Nadia Essalmi, fière de lettres

Éditrice, écrivaine, Nadia Essalmi est la fondatrice de la première maison d’édition pour enfants au Maroc. Portrait d’une femme à la détermination inébranlable et à la sensibilité indéniable.

C’est chez elle, à Tamesna que Nadia Essalmi nous reçoit. Une jolie petite maison surplombant la ville. Le calme est absolu, hormis le gazouillis des oiseaux. « Je regarde les vaches et les moutons tous les matins depuis ma fenêtre. Cela m’apaise. ». Un comble pour une native de Casablanca. Présentations faites, l’écrivaine nous invite à prendre place dans son jardin. « C’est moi qui ai tout fait », nous lance-t-elle avec un brin de fierté. L’intérieur de la maison est à son image. Elégant et soigné. Dans sa bibliothèque, il y a beaucoup de Romain Gary et d’auteurs originaires d’Amérique latine. “Ce sont les meilleurs !” Et une passion manifeste pour le papier ancien.
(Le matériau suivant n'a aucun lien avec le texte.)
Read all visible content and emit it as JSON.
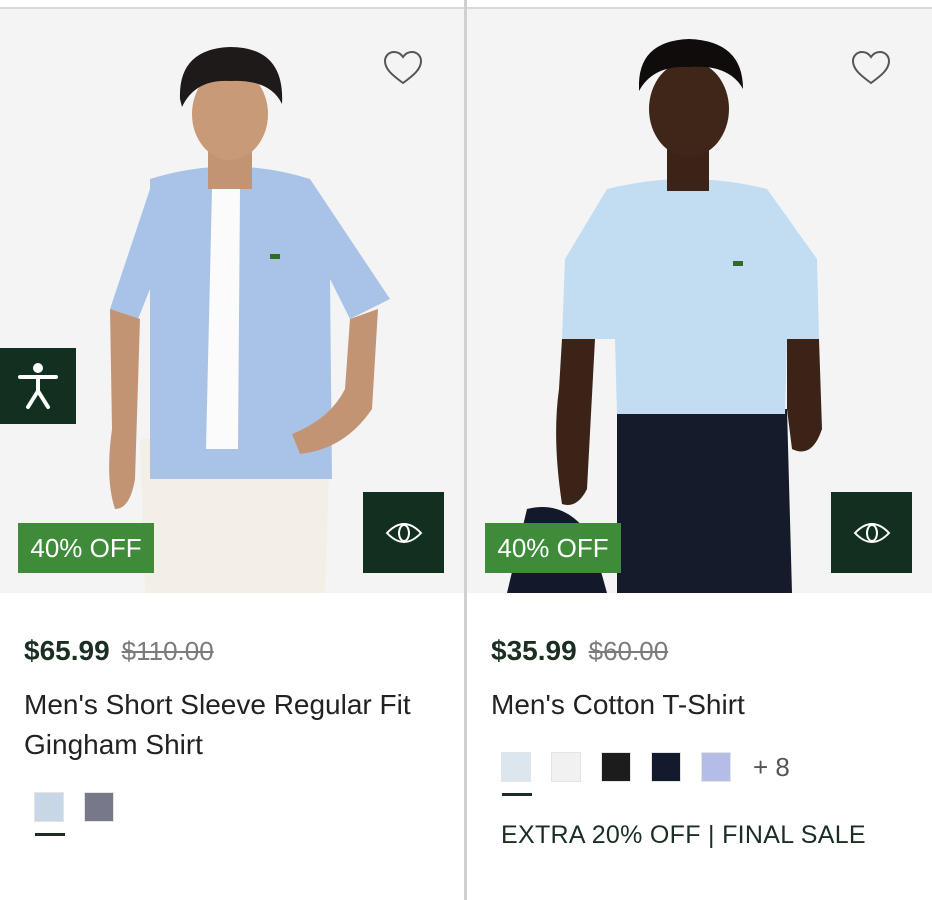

Pour “son odeur”, précisément. Sa voix douce et apaisée contraste avec son regard vif et pétillant. Assise bien droite, elle se montre disponible comme une bonne élève. On commence par le début.

Lire pour grandir

Nadia Essalmi est née en 1962 à Casablanca. Dans le millefeuille d’identités qui la constituent, elle est d’abord une gymnaste. L’une des meilleures. Elle est sacrée Championne du Maroc de gymnastique en 1982. Une passion qui l’anime depuis toute petite. De la gymnastique du corps à celle des mots, il n’y a qu’un pas. Lorsqu’elle a “8 ou 9 ans”, elle découvre le livre, un peu par hasard. “Chez moi, pas un seul livre ne traîne à la maison. C’est grâce à mes voisines qui avaient une grande bibliothèque que je suis devenue une boulimique de la lecture !”.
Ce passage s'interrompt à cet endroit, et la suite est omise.